Bangku kuliah tak hanya menyimpan cerita jumlah SKS yang tak terpenuhi, KKN Desa Penari (dan yang suka goyang-goyang sendiri), bolos kuliah, gagal sekripsian sampai cinta muda-mudi yang embyeh-embyeh.
Bangku Kuliah pun menyimpan segudang cerita para perokok yang konon menjadi trend para mahasiswa.
"kalau mau keren dan idealis, maka merokoklah. Niscaya kau akan seperti Che Guevara dan Chairil Anwar!"

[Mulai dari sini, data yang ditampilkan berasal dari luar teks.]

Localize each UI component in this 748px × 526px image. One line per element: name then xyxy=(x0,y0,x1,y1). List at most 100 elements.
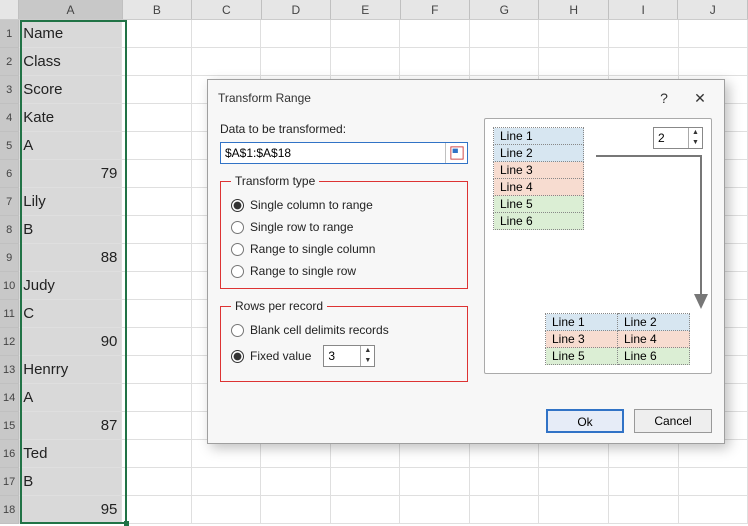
cell[interactable]: A xyxy=(19,132,122,160)
col-header-G[interactable]: G xyxy=(470,0,539,19)
col-header-A[interactable]: A xyxy=(19,0,122,19)
cell[interactable] xyxy=(400,20,470,48)
step-up-icon[interactable]: ▲ xyxy=(361,346,374,356)
cell[interactable]: 88 xyxy=(19,244,122,272)
col-header-D[interactable]: D xyxy=(262,0,331,19)
cell[interactable] xyxy=(192,440,262,468)
preview-cols-stepper[interactable]: ▲▼ xyxy=(653,127,703,149)
fixed-value-stepper[interactable]: ▲▼ xyxy=(323,345,375,367)
row-header[interactable]: 4 xyxy=(0,104,19,132)
cell[interactable] xyxy=(192,496,262,524)
cell[interactable] xyxy=(400,48,470,76)
cell[interactable]: Class xyxy=(19,48,122,76)
col-header-E[interactable]: E xyxy=(331,0,400,19)
cell[interactable] xyxy=(122,48,192,76)
cell[interactable] xyxy=(609,468,679,496)
cell[interactable] xyxy=(470,468,540,496)
close-button[interactable]: ✕ xyxy=(682,86,718,110)
cell[interactable]: Henrry xyxy=(19,356,122,384)
radio-fixed-value[interactable] xyxy=(231,350,244,363)
cell[interactable] xyxy=(122,104,192,132)
row-header[interactable]: 12 xyxy=(0,328,19,356)
cell[interactable] xyxy=(331,48,401,76)
cell[interactable]: Name xyxy=(19,20,122,48)
opt-single-row-to-range[interactable]: Single row to range xyxy=(231,216,457,238)
cell[interactable] xyxy=(261,496,331,524)
row-header[interactable]: 3 xyxy=(0,76,19,104)
cell[interactable] xyxy=(122,244,192,272)
dialog-titlebar[interactable]: Transform Range ? ✕ xyxy=(208,80,724,114)
radio-blank-cell[interactable] xyxy=(231,324,244,337)
row-header[interactable]: 13 xyxy=(0,356,19,384)
cell[interactable] xyxy=(609,496,679,524)
range-input[interactable] xyxy=(221,143,445,163)
row-header[interactable]: 11 xyxy=(0,300,19,328)
cell[interactable] xyxy=(122,328,192,356)
cell[interactable] xyxy=(192,48,262,76)
cell[interactable] xyxy=(261,48,331,76)
cell[interactable] xyxy=(539,468,609,496)
row-header[interactable]: 1 xyxy=(0,20,19,48)
col-header-H[interactable]: H xyxy=(539,0,608,19)
cell[interactable] xyxy=(609,20,679,48)
cell[interactable] xyxy=(539,20,609,48)
fixed-value-input[interactable] xyxy=(324,346,360,366)
radio-range-to-single-row[interactable] xyxy=(231,265,244,278)
cell[interactable] xyxy=(122,412,192,440)
cell[interactable] xyxy=(679,20,748,48)
cell[interactable]: 90 xyxy=(19,328,122,356)
cell[interactable] xyxy=(122,132,192,160)
select-all-corner[interactable] xyxy=(0,0,19,19)
cell[interactable]: 79 xyxy=(19,160,122,188)
cell[interactable] xyxy=(470,48,540,76)
step-down-icon[interactable]: ▼ xyxy=(689,138,702,148)
cell[interactable] xyxy=(470,496,540,524)
cell[interactable] xyxy=(122,272,192,300)
cell[interactable]: Kate xyxy=(19,104,122,132)
cell[interactable] xyxy=(122,188,192,216)
opt-single-col-to-range[interactable]: Single column to range xyxy=(231,194,457,216)
row-header[interactable]: 2 xyxy=(0,48,19,76)
opt-blank-cell[interactable]: Blank cell delimits records xyxy=(231,319,457,341)
cell[interactable] xyxy=(122,440,192,468)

Kalimat yang menjadi mitos ini menggaung di kepala para mahasiswa aktivis (dan sok aktivis) kampus. Namun, berapa banyak mahasiswa yang mau buka slepi (wadah tembakau dalam bahasa Jawa) dan nglinting sendiri?
Banyak dari mahasiswa pasti akan bengek kalau terus ngelinting. Kedua, kadang mereka juga gengsi kalau tak beli rokok bungkusan untuk dia sulut. Para pelinting akademis ini terhitung tak cukup banyak. terlebih di fakultas non-seni dan non-budaya. Gengsi-lah taruhannya.
Merek rokok adalah pertaruhan gengsi di depan pacar teman!
Mungkin juga, para pelinting di fakultas seni dan budaya ini terpaksa memilih tembakau untuk teman kontemplasinya. Selain konsumsi rokok yang lebih banter. Para mahasiswa fakultas ini ter-cap miskuin, tapi banyak yang bilang keren!
 Miskuin karena uang sakunya terkuras untuk menuruti idealisme yang jarang dilirik orang. Tapi, dibutuhkan. Saya hanya bisa bilang "Mbok jangan sok jijik dengan kita kalau anda masih membutuhkan kita untuk hiburan dan penyadaran kalian!"
Saya sendiri memilih jalan tengah. Tingwe saya tergolong "tingwe modern" yang berfilter. Ekonomis dan membutuhkan ketrampilan untuk membuatnya. Otomatis, alat yang dibawa lumayan ribet. Saya pun memanfaatkan tepak (kotak makan) untuk membawa perkakas rokok saya. Apa yang terjadi?
Saya selalu menjadi pusat perhatian orang-orang yang lewat. Mungkin mereka berpikir "mau ngrokok saja ribet!" Eh tong! ini kenikmatan dalam berkreasi dan menyulut keindahan!!